Fixed Internet Providers, 4G Wireless, and the Future of the Internet
A lot of people pit 4G wireless broadband against fixed internet services. Some say that the former is where the future of the Internet lies, while others believe that the latter will continue to be the type of service that the majority of users will use when accessing the World Wide Web. But what people need to understand is that both services are different and make use of different technologies. As such, each has its own corresponding advantages and disadvantages.
What is Fixed Internet?
Fixed wireless broadband is basically one of the types of high-speed Internet access where the connections being sent to the internet providers make use of DSL cables, copper, or fibre technology. For areas where there are no DSL or cable television lines and where fibre has not yet been laid down, an alternative fixed internet service is available where the connections make use of radio signals instead of these cables. The speeds that users can expect from such connections are much slower and generally range from 1 to 10 Mbps.

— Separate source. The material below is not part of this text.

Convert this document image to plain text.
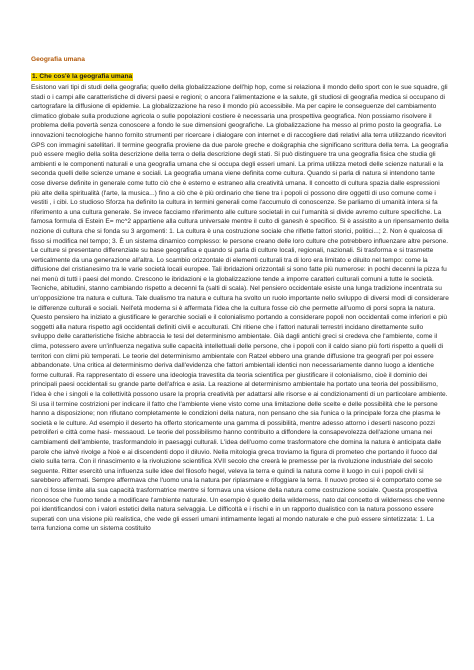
Geografia umana
1. Che cos'è la geografia umana

Esistono vari tipi di studi della geografia; quello della globalizzazione dell'hip hop, come si relaziona il mondo dello sport con le sue squadre, gli stadi o i campi alle caratteristiche di diversi paesi e regioni; o ancora l'alimentazione e la salute, gli studiosi di geografia medica si occupano di cartografare la diffusione di epidemie. La globalizzazione ha reso il mondo più accessibile. Ma per capire le conseguenze del cambiamento climatico globale sulla produzione agricola o sulle popolazioni costiere è necessaria una prospettiva geografica. Non possiamo risolvere il problema della povertà senza conoscere a fondo le sue dimensioni geografiche. La globalizzazione ha messo al primo posto la geografia. Le innovazioni tecnologiche hanno fornito strumenti per ricercare i dialogare con internet e di raccogliere dati relativi alla terra utilizzando ricevitori GPS con immagini satellitari. Il termine geografia proviene da due parole greche e do&graphia che significano scrittura della terra. La geografia può essere meglio della solita descrizione della terra o della descrizione degli stati. Si può distinguere tra una geografia fisica che studia gli ambienti e le componenti naturali e una geografia umana che si occupa degli esseri umani. La prima utilizza metodi delle scienze naturali e la seconda quelli delle scienze umane e sociali. La geografia umana viene definita come cultura. Quando si parla di natura si intendono tante cose diverse definite in generale come tutto ciò che è esterno e estraneo alla creatività umana. Il concetto di cultura spazia dalle espressioni più alte della spiritualità (l'arte, la musica...) fino a ciò che è più ordinario che tiene tra i popoli ci possono dire oggetti di uso comune come i vestiti , i cibi. Lo studioso Sforza ha definito la cultura in termini generali come l'accumulo di conoscenze. Se parliamo di umanità intera si fa riferimento a una cultura generale. Se invece facciamo riferimento alle culture societali in cui l'umanità si divide avremo culture specifiche. La famosa formula di Estein E= mc^2 appartiene alla cultura universale mentre il culto di ganesh è specifico. Si è assistito a un ripensamento della nozione di cultura che si fonda su 3 argomenti: 1. La cultura è una costruzione sociale che riflette fattori storici, politici...; 2. Non è qualcosa di fisso si modifica nel tempo; 3. È un sistema dinamico complesso: le persone creano delle loro culture che potrebbero influenzare altre persone. Le culture si presentano differenziate su base geografica e quando si parla di culture locali, regionali, nazionali. Si trasforma e si trasmette verticalmente da una generazione all'altra. Lo scambio orizzontale di elementi culturali tra di loro era limitato e diluito nel tempo: come la diffusione del cristianesimo tra le varie società locali europee. Tali ibridazioni orizzontali si sono fatte più numerose: in pochi decenni la pizza fu nei menù di tutti i paesi del mondo. Crescono le ibridazioni e la globalizzazione tende a imporre caratteri culturali comuni a tutte le società. Tecniche, abitudini, stanno cambiando rispetto a decenni fa (salti di scala). Nel pensiero occidentale esiste una lunga tradizione incentrata su un'opposizione tra natura e cultura. Tale dualismo tra natura e cultura ha svolto un ruolo importante nello sviluppo di diversi modi di considerare le differenze culturali e sociali. Nell'età moderna si è affermata l'idea che la cultura fosse ciò che permette all'uomo di porsi sopra la natura. Questo pensiero ha iniziato a giustificare le gerarchie sociali e il colonialismo portando a considerare popoli non occidentali come inferiori e più soggetti alla natura rispetto agli occidentali definiti civili e acculturati. Chi ritiene che i fattori naturali terrestri incidano direttamente sullo sviluppo delle caratteristiche fisiche abbraccia le tesi del determinismo ambientale. Già dagli antichi greci si credeva che l'ambiente, come il clima, potessero avere un'influenza negativa sulle capacità intellettuali delle persone, che i popoli con il caldo siano più forti rispetto a quelli di territori con climi più temperati. Le teorie del determinismo ambientale con Ratzel ebbero una grande diffusione tra geografi per poi essere abbandonate. Una critica al determinismo deriva dall'evidenza che fattori ambientali identici non necessariamente danno luogo a identiche forme culturali. Ra rappresentato di essere una ideologia travestita da teoria scientifica per giustificare il colonialismo, cioè il dominio dei principali paesi occidentali su grande parte dell'africa e asia. La reazione al determinismo ambientale ha portato una teoria del possibilismo, l'idea è che i singoli e la collettività possono usare la propria creatività per adattarsi alle risorse e ai condizionamenti di un particolare ambiente. Si usa il termine costrizioni per indicare il fatto che l'ambiente viene visto come una limitazione delle scelte e delle possibilità che le persone hanno a disposizione; non rifiutano completamente le condizioni della natura, non pensano che sia l'unica o la principale forza che plasma le società e le culture. Ad esempio il deserto ha offerto storicamente una gamma di possibilità, mentre adesso attorno i deserti nascono pozzi petroliferi e città come hasi- messaoud. Le teorie del possibilismo hanno contribuito a diffondere la consapevolezza dell'azione umana nei cambiamenti dell'ambiente, trasformandolo in paesaggi culturali. L'idea dell'uomo come trasformatore che domina la natura è anticipata dalle parole che iahvè rivolge a Noè e ai discendenti dopo il diluvio. Nella mitologia greca troviamo la figura di prometeo che portando il fuoco dal cielo sulla terra. Con il rinascimento e la rivoluzione scientifica XVII secolo che creerà le premesse per la rivoluzione industriale del secolo seguente. Ritter esercitò una influenza sulle idee del filosofo hegel, veleva la terra e quindi la natura come il luogo in cui i popoli civili si sarebbero affermati. Sempre affermava che l'uomo una la natura per riplasmare e rifoggiare la terra. Il nuovo proteo si è comportato come se non ci fosse limite alla sua capacità trasformatrice mentre si formava una visione della natura come costruzione sociale. Questa prospettiva riconosce che l'uomo tende a modificare l'ambiente naturale. Un esempio è quello della wilderness, nato dal concetto di wilderness che venne poi identificandosi con i valori estetici della natura selvaggia. Le difficoltà e i rischi e in un rapporto dualistico con la natura possono essere superati con una visione più realistica, che vede gli esseri umani intimamente legati al mondo naturale e che può essere sintetizzata: 1. La terra funziona come un sistema costituito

What is 4G Wireless Broadband?
4G wireless broadband is the fourth and latest generation of wireless service available in the industry. It is the successor of 3G and is a widespread, high-speed wireless service. The limitation to 4G is that its availability is still very much limited to certain areas and regions. While many service providers and operators are providing 4G services, the underlying technology that they’re using might vary, such as WiMAX technology and Long Term Evolution or LTE technology.
Fixed Internet versus 4G Wireless Broadband
The major difference between the two is, obviously, the manner with which it allows users to access the Internet. Fixed Internet requires a physical connection via wires between the PC or laptop and the modem. This limits access to the web only in a fixed area—at your computer table, at your workstation, or in your cubicle at the office. While this may be limiting, the direct connection to the modem also gives users access to broadband speeds that are superfast. Fixed Internet networks are usually large and are more reliable because of this.
On the other hand, one may consider 4G wireless broadband as “on-the-go” Internet that users can access, anytime and anywhere they want to, as long as there’s a strong signal from the mobile carrier they’re subscribed to. 4G is also able to transfer data at faster speeds. It does so by splitting the data to be transmitted over various radio frequencies so that a larger amount of data can be transferred per second.
Reliability, Cost, and Users’ General Preferences
While there are many considerations that can be made when looking at both technologies, three stand out: service reliability, cost, and user preference. For the first point, fixed broadband emerges as the more reliable option because the connection is not dependent on the strength of the operator’s signal in the area. The computer is connected directly to the modem, so there’s no need to worry if the area or region that you might be traveling to has poor coverage. The costs of each service depend highly on the type of plan or contract that you’ve taken out with your provider or carrier. It’s notable that many users experience bill shock when it comes to 4G mobile broadband as they are usually unaware of the amount of data they have used via their devices until their bill arrives. However, the cost is not much of an issue if the user is well aware of the limits and keeps track of his or her mobile data usage.
Perhaps the future of the Internet—and the type of technology that may predominate—lies mainly with the users and their preference. Fixed broadband and 4G wireless each have their own pros and cons and corresponding strengths and weaknesses. One emerges on top as being constant and reliable, while the other provides the convenience of portability and accessibility. However, the broadband industry is constantly evolving and perhaps improvements and developments in one type or the other will reveal which technology is more fitting for the future of the Internet.